O. Bacon1,2, E. Vittinghoff3, S. Cohen1, S. Doblecki-Lewis4, T. Matheson5, M. Kolber4, W. Chege6, R. Elion7, R.W. Blue1, Y. Estrada4, N. Trainor1, S. Buchbinder5, A. Liu5

1San Francisco Department of Public Health, San Francisco City Clinic, San Francisco, United States, 2University of California San Francisco, HIV Division, San Francisco, United States, 3University of California, San Francisco, Department of Epidemiology & Biostatistics, San Francisco, United States, 4University of Miami-Miller School of Medicine, Miami, United States, 5San Francisco Department of Public Health, Bridge HIV, San Francisco, United States, 6National Institutes of Health, NIAID, Division of AIDS, Bethesda, United States, 7Whitman-Walker Health, Washington, United States

Background: Since FDA approval in July 2012, uptake of PrEP in the US has been limited. Identifying correlates of PrEP knowledge may help identify groups that need additional outreach. We evaluated PrEP awareness among MSM and TGW who were assessed for participation in the US PrEP Demonstration (Demo) project.

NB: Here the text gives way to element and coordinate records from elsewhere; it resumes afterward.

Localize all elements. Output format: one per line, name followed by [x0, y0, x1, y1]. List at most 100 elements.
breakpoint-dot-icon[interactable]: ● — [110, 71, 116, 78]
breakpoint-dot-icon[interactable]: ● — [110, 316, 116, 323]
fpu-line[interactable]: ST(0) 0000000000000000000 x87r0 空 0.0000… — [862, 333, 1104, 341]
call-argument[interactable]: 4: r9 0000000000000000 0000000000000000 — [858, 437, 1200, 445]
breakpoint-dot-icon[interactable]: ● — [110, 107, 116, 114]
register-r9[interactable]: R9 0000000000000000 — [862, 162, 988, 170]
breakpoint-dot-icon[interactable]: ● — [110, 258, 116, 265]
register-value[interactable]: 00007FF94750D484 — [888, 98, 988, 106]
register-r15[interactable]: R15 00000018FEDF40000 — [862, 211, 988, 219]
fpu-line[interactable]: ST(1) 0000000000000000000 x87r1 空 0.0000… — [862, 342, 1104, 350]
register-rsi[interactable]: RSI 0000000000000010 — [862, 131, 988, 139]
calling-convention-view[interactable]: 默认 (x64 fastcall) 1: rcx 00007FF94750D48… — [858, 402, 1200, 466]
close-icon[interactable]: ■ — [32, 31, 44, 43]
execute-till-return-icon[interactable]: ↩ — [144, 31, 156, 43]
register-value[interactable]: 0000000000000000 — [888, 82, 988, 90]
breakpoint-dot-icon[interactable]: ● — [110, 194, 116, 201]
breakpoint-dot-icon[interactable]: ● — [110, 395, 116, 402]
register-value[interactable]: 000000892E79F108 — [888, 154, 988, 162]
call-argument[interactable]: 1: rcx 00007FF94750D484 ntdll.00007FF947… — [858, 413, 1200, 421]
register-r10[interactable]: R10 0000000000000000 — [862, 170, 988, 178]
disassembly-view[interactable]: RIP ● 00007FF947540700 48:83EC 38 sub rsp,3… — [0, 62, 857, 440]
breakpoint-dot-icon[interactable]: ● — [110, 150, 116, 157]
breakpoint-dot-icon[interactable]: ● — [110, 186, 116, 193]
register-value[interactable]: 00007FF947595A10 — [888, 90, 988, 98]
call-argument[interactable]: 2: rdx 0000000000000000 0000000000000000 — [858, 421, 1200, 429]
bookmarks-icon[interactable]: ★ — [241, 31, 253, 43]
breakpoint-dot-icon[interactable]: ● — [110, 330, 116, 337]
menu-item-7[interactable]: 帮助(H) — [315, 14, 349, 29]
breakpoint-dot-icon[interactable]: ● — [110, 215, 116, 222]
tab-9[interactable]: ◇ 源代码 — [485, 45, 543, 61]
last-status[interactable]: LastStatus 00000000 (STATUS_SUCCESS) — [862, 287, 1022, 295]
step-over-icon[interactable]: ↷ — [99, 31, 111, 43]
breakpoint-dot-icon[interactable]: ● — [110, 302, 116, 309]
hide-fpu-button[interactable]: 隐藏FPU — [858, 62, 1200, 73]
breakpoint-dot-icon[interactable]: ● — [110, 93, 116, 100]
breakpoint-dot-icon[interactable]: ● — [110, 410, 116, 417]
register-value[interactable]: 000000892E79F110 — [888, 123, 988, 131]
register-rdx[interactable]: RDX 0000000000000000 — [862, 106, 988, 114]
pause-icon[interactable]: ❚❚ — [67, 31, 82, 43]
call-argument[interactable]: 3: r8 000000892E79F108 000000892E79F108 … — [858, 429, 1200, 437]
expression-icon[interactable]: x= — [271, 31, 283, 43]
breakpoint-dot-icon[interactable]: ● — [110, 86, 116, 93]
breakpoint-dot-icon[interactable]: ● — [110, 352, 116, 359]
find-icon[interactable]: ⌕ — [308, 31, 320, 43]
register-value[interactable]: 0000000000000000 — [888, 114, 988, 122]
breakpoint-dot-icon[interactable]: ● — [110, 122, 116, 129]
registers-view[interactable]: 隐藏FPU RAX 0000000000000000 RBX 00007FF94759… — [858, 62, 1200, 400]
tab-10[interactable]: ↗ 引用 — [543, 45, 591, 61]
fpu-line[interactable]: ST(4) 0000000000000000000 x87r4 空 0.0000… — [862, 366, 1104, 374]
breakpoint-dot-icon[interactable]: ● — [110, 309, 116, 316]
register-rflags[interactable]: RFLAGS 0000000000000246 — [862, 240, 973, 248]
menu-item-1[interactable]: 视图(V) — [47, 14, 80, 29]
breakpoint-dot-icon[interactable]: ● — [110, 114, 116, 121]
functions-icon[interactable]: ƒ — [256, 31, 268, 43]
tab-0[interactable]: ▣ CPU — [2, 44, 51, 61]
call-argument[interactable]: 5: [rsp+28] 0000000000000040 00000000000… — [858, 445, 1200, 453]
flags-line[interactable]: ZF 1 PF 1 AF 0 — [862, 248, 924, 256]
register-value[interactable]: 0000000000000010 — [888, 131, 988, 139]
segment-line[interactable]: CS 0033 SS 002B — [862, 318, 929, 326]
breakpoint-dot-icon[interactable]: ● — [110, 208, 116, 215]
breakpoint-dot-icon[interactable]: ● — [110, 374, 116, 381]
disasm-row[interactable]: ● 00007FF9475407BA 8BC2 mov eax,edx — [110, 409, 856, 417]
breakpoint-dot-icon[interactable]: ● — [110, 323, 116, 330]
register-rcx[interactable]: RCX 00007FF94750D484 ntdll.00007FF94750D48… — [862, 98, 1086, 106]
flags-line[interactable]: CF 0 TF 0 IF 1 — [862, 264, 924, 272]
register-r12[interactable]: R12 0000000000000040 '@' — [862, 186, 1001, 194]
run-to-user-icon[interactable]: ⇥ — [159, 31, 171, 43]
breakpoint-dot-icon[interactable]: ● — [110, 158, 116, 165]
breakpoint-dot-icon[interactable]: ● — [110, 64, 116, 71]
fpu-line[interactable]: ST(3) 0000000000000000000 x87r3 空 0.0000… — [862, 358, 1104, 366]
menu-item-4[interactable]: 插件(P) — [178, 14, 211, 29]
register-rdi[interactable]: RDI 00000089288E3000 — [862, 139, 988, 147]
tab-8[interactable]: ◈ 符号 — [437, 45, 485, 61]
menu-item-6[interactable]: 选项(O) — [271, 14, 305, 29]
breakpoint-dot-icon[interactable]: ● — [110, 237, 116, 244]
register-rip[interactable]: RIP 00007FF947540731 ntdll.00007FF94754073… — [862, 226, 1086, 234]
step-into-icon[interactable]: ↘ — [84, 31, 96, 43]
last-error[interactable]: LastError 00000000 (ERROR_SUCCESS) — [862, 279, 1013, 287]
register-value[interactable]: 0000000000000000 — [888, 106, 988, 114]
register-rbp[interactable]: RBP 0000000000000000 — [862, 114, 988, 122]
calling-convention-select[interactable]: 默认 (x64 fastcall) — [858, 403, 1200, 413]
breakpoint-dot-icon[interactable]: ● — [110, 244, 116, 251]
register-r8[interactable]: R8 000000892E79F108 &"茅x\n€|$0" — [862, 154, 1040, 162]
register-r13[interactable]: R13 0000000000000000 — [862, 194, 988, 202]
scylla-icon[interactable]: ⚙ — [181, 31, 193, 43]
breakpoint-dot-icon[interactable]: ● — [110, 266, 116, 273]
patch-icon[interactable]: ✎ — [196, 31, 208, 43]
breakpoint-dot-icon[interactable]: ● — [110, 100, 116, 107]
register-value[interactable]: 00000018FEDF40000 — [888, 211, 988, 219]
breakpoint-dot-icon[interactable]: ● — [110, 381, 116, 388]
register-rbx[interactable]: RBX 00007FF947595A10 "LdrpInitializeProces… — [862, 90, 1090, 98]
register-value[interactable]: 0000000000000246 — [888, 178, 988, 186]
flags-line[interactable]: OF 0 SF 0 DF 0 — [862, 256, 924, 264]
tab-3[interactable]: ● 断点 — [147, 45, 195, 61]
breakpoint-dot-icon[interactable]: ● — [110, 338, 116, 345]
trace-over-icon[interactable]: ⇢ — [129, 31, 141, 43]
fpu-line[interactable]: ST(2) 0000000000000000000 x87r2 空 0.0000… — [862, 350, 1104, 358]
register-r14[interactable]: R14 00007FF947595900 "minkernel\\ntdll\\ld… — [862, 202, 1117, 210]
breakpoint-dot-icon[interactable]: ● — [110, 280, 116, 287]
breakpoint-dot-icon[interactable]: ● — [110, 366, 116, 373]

Methods: The Demo Project is a 48-week, open-label study of daily emtricitabine/tenofovir for HIV prevention at STD clinics in San Francisco (SF) and Miami, and a community health center in Washington, DC (DC). During screening, data on PrEP awareness, risk behaviors, HIV risk perception, and demographics were collected from HIV-uninfected MSM and TGW who requested PrEP (self-referrals) or were referred to the study by clinic staff while receiving services (clinic referrals). Predictors of PrEP awareness were assessed using multivariate logistic regression.
Results: Between 9/2012 and 1/2014, 1108 clients were assessed for participation in The Demo Project, 988 of whom were asked about PrEP awareness. Most (59%) were aware of PrEP (i.e., had heard of PrEP from someone other than clinic personnel), although this varied by site (70% SF, 34% Miami, 60% DC, p< 0.001). PrEP awareness was lower among clinic referrals (40%). In adjusted analyses, PrEP awareness was associated with being from the SF site, white race (in SF only), higher levels of education, increased perception of HIV risk, and frequency of anal sex with HIV+ partners (all p< 0.05). 39% had heard about PrEP from a friend/sex partner, 31% in the media, 18% from a medical provider/clinic, and 12% at a community organization. Hearing about PrEP through one''s social/sexual network was highly associated with self-referral for PrEP (OR 3.16, 95%CI 2.20-4.54, p< 0.001) and increased over the study interval (p=0.0017).
Conclusions: PrEP awareness among clients assessed for participation in The Demo Project varied by study site, race, education level, and risk perception. Efforts to tailor messaging to address disparities in prep awareness are needed. Sexual health clinics can play an important role in increasing PrEP awareness. Social and sexual networks may be important intervention targets to increase PrEP awareness and encourage individuals to seek out sources of PrEP in their communities.